This young Cactus Apple or Engelmann's Prickly Pear (Opuntia engelmannii) looks like it was repeatedly kissed by someone wearing yellow-green lipstick (ouch), but it was actually sucked on repeatedly by Cactus Bugs or Opuntia Bugs (Chelinidea sp.). Cactus Bugs lay their eggs on the undersides of Pricklypear (Opuntia spp.) spines, and both the adults and the nymphs feed on these cacti by biting into their skin and sucking their vascular fluids.
Arizona has at least two different species of Cactus Bug, Chelinidea tabulata and C. vittigera (formerly C. vittiger), so I'm not sure of the identity of this one above that I spotted here in Tucson, Arizona.
I had thought that the Opuntia cacti with these yellow rings were infected with a cactus virus, especially since many of them later died of one, but I discovered that these chlorotic rings are directly caused by the sucking of Cactus Bugs. Unfortunately, feeding Cactus Bugs not only damage an Opuntia cactus, they can also cause it to become infected with a virus (spreading or enlarging yellow mottling or rings), fungi (gray or black spots), or bacteria (rot). These secondary infections can be fatal to cacti.

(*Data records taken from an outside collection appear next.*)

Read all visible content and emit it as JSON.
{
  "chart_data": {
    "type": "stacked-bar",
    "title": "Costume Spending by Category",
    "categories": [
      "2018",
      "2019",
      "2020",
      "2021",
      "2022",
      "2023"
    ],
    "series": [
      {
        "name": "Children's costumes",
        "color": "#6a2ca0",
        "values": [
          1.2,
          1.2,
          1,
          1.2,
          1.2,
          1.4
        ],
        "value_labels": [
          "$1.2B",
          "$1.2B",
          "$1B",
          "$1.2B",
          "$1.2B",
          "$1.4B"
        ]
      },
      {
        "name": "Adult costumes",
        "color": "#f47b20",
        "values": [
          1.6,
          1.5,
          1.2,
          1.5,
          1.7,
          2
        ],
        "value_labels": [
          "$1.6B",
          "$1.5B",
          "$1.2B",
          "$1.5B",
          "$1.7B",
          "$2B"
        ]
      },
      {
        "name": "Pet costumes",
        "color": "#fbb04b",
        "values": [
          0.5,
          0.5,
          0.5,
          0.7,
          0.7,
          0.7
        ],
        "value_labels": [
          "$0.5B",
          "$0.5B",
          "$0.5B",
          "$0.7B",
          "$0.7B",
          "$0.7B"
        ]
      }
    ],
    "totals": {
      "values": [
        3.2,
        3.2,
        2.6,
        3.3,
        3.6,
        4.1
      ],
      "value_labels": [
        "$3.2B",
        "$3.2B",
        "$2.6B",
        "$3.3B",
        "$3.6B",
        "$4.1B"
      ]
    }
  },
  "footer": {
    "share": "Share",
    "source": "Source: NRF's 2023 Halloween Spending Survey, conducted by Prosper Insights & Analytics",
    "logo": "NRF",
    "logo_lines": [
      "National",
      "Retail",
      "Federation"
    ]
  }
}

Adult Cactus Bugs are brown to blackish, about 1/2 inch (1.3 cm) long, and have a distinctive yellowish stripe along the top of their head, a solid yellowish pronotum, yellowish veins on their leathery forewings, and the typical shape of a true bug (Order Hemiptera). The nymphs are plump, teardrop-shaped, and generally range in color from red to green to brown.

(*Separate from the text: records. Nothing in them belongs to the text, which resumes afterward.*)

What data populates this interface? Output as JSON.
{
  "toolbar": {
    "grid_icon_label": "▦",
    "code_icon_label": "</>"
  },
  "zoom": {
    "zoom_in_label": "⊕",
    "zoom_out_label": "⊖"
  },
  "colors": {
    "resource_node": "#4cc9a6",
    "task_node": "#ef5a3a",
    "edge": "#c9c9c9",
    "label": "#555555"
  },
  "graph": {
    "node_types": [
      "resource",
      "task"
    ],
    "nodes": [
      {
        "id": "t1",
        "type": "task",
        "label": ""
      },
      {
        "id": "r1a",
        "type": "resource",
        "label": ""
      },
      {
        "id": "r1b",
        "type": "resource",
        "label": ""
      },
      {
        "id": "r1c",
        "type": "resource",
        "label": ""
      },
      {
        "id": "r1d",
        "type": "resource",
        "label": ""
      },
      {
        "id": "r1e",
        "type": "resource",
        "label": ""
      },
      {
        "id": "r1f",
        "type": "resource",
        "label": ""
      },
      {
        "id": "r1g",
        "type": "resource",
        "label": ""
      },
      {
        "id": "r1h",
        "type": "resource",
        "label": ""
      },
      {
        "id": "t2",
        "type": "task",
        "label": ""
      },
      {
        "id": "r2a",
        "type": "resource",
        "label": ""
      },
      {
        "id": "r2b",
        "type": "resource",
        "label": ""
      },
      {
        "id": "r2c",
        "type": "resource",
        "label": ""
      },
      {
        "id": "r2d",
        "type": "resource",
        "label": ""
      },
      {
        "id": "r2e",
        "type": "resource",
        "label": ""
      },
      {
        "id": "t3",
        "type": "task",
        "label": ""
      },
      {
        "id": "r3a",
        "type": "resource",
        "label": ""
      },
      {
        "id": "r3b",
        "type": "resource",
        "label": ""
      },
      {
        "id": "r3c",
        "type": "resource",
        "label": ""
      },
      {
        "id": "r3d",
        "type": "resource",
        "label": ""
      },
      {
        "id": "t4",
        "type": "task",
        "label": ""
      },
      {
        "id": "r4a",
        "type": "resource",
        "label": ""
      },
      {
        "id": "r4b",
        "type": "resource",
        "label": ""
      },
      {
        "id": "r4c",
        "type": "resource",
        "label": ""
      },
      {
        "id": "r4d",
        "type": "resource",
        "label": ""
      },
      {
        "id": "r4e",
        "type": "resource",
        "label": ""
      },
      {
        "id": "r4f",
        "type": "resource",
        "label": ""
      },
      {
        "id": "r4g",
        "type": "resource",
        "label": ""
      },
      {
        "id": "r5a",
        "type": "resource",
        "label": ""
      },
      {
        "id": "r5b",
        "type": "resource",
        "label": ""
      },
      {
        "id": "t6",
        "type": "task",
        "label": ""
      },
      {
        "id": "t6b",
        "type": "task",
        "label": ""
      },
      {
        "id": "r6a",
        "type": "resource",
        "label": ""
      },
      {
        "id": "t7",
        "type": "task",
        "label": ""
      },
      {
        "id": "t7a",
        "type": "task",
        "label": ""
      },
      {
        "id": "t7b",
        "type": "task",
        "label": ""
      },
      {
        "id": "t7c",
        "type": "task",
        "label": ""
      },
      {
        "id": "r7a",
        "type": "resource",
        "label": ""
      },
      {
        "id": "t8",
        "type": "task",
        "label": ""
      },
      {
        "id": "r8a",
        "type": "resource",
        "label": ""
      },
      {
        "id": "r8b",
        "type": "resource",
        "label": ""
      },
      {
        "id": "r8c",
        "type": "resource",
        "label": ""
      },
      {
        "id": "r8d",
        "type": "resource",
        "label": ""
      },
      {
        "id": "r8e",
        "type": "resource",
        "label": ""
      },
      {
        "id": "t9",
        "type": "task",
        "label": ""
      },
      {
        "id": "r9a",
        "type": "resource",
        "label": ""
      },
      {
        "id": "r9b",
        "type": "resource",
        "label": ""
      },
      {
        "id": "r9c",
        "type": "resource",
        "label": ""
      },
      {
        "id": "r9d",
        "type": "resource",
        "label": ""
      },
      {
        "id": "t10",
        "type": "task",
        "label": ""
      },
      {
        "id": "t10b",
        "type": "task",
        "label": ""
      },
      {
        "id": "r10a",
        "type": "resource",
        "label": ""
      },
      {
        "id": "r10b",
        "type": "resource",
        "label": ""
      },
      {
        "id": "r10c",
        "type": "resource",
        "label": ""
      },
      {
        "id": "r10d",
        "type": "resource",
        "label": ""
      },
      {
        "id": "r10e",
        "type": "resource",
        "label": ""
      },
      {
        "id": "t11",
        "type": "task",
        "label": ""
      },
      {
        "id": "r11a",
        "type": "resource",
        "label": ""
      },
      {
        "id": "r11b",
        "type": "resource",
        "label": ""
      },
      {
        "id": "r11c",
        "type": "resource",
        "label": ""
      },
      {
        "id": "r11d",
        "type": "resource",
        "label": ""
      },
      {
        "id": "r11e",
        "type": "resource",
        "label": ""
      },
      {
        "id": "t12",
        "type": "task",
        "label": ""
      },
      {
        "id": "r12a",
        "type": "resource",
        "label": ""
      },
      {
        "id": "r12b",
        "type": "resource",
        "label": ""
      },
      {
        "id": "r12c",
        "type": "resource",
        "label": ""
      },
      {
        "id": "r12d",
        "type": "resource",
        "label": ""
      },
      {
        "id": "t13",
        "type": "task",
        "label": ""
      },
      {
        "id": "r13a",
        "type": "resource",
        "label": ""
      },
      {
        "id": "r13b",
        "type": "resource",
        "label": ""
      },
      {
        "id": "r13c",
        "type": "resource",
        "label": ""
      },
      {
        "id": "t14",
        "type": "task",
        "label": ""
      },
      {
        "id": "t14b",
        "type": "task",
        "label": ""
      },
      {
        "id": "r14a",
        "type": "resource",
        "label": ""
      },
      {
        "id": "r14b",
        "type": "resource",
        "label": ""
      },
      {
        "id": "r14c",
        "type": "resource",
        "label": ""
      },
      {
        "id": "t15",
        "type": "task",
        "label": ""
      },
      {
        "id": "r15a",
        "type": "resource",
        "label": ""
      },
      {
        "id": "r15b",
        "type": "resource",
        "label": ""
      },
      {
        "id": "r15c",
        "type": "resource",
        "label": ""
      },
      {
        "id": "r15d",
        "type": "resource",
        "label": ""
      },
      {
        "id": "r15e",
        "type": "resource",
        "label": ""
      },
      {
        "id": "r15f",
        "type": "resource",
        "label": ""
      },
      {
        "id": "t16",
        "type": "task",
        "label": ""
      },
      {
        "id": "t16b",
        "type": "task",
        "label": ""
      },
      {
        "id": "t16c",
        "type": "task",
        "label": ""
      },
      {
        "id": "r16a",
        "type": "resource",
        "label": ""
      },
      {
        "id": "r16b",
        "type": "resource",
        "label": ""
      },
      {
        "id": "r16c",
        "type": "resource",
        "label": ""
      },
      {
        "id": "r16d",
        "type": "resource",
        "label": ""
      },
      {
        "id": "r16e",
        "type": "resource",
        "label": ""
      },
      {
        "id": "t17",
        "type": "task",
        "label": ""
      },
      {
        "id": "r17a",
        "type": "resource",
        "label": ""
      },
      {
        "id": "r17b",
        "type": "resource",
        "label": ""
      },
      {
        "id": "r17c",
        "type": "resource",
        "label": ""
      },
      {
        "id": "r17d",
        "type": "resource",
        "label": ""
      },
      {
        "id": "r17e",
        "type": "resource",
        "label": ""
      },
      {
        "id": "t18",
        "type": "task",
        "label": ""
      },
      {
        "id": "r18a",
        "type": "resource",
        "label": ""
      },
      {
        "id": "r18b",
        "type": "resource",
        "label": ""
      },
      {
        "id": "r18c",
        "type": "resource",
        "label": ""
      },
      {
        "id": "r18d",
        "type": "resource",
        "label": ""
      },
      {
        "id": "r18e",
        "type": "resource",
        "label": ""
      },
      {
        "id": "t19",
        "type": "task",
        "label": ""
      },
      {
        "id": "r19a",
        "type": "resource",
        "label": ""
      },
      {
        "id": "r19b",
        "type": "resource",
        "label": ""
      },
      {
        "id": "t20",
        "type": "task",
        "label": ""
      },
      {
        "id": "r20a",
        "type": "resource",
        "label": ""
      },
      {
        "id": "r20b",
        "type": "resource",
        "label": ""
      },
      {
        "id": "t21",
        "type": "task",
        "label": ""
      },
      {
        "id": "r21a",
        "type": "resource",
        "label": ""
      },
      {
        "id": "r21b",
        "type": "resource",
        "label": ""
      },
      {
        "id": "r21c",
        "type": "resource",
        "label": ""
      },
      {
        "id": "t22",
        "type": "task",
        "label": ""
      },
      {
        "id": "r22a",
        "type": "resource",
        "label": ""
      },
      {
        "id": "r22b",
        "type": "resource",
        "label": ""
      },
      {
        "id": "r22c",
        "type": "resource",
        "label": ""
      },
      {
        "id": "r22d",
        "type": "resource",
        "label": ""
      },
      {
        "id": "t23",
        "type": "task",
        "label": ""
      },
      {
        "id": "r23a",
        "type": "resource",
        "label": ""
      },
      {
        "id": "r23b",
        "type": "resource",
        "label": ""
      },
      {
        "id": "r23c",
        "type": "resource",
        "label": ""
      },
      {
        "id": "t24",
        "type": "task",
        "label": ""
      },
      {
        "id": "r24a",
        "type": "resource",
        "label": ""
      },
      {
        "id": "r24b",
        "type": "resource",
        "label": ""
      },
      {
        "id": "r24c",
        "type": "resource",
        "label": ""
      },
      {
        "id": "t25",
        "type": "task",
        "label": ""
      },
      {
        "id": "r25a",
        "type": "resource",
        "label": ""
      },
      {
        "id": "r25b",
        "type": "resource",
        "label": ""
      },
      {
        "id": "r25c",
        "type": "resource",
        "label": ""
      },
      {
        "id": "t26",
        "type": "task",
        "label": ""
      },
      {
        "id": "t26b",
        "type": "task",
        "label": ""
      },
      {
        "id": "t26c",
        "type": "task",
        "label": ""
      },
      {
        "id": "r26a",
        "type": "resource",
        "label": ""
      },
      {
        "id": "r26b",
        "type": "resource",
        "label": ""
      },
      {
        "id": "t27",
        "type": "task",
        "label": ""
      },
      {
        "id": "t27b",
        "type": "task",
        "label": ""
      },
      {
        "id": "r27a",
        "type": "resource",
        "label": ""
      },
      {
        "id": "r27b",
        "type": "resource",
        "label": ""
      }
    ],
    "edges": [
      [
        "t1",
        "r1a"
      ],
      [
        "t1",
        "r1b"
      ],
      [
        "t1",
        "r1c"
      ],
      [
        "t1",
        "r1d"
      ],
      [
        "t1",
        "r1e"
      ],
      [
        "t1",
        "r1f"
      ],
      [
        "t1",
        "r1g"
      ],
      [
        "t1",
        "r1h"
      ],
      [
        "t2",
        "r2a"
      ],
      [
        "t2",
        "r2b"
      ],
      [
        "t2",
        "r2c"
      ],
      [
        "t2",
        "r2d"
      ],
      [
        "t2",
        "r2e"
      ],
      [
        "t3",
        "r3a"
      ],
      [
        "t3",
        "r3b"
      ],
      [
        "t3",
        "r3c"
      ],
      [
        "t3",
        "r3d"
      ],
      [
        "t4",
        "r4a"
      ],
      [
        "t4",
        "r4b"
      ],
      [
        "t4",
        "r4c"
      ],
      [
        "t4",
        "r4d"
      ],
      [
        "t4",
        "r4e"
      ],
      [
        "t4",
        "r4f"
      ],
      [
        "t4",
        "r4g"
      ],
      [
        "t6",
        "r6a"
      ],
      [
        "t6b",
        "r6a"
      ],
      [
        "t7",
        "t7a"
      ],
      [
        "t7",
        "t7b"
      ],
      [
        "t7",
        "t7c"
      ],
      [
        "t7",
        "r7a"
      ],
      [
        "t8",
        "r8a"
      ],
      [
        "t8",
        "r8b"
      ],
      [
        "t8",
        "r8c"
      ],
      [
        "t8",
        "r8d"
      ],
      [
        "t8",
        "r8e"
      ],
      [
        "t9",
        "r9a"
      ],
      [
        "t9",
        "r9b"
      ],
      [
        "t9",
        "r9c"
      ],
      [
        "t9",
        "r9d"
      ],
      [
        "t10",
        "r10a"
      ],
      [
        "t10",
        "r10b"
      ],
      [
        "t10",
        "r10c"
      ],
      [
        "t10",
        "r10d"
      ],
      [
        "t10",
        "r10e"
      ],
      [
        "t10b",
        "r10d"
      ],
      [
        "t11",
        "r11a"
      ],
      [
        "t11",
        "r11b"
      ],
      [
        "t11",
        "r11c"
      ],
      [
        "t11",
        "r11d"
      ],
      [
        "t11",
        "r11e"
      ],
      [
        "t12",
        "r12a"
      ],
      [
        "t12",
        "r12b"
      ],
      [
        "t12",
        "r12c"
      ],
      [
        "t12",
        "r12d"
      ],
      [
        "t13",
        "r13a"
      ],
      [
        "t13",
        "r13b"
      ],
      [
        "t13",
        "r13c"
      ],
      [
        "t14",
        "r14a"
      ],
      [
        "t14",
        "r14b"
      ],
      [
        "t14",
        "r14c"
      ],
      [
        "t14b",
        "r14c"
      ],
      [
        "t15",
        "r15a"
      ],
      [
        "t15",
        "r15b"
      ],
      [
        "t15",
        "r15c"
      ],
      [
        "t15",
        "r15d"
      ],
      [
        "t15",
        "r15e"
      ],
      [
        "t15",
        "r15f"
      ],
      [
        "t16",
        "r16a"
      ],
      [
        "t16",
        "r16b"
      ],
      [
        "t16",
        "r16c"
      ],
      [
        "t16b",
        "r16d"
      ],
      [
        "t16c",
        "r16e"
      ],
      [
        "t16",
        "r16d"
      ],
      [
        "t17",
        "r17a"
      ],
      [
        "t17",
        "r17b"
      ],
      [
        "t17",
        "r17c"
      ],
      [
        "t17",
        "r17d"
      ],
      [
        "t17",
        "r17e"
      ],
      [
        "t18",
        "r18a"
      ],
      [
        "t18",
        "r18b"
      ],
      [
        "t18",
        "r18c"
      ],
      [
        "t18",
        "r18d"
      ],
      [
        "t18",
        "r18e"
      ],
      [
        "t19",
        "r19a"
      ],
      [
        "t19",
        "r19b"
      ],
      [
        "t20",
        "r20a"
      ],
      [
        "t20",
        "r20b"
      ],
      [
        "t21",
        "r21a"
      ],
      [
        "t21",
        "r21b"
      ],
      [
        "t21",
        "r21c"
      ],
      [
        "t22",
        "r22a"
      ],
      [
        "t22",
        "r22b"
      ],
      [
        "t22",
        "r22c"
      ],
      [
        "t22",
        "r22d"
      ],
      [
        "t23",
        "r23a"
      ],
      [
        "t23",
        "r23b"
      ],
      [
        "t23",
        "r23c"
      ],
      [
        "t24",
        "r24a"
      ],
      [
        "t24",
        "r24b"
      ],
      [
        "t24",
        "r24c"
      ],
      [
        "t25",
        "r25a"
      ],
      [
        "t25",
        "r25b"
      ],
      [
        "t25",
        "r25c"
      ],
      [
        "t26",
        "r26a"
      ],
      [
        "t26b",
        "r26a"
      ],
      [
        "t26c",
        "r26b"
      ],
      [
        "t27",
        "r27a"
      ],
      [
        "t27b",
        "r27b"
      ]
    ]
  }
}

True bugs or Hemipterans have sucking mouthparts, and while some of these bugs are predatory like Assassin Bugs and will capture and suck on other insects, others feed on plants, and some even suck human blood. True bugs like Cactus Bugs that suck plant juices can transfer plant diseases from one plant to another as they feed or leave behind open wounds that can also become infected.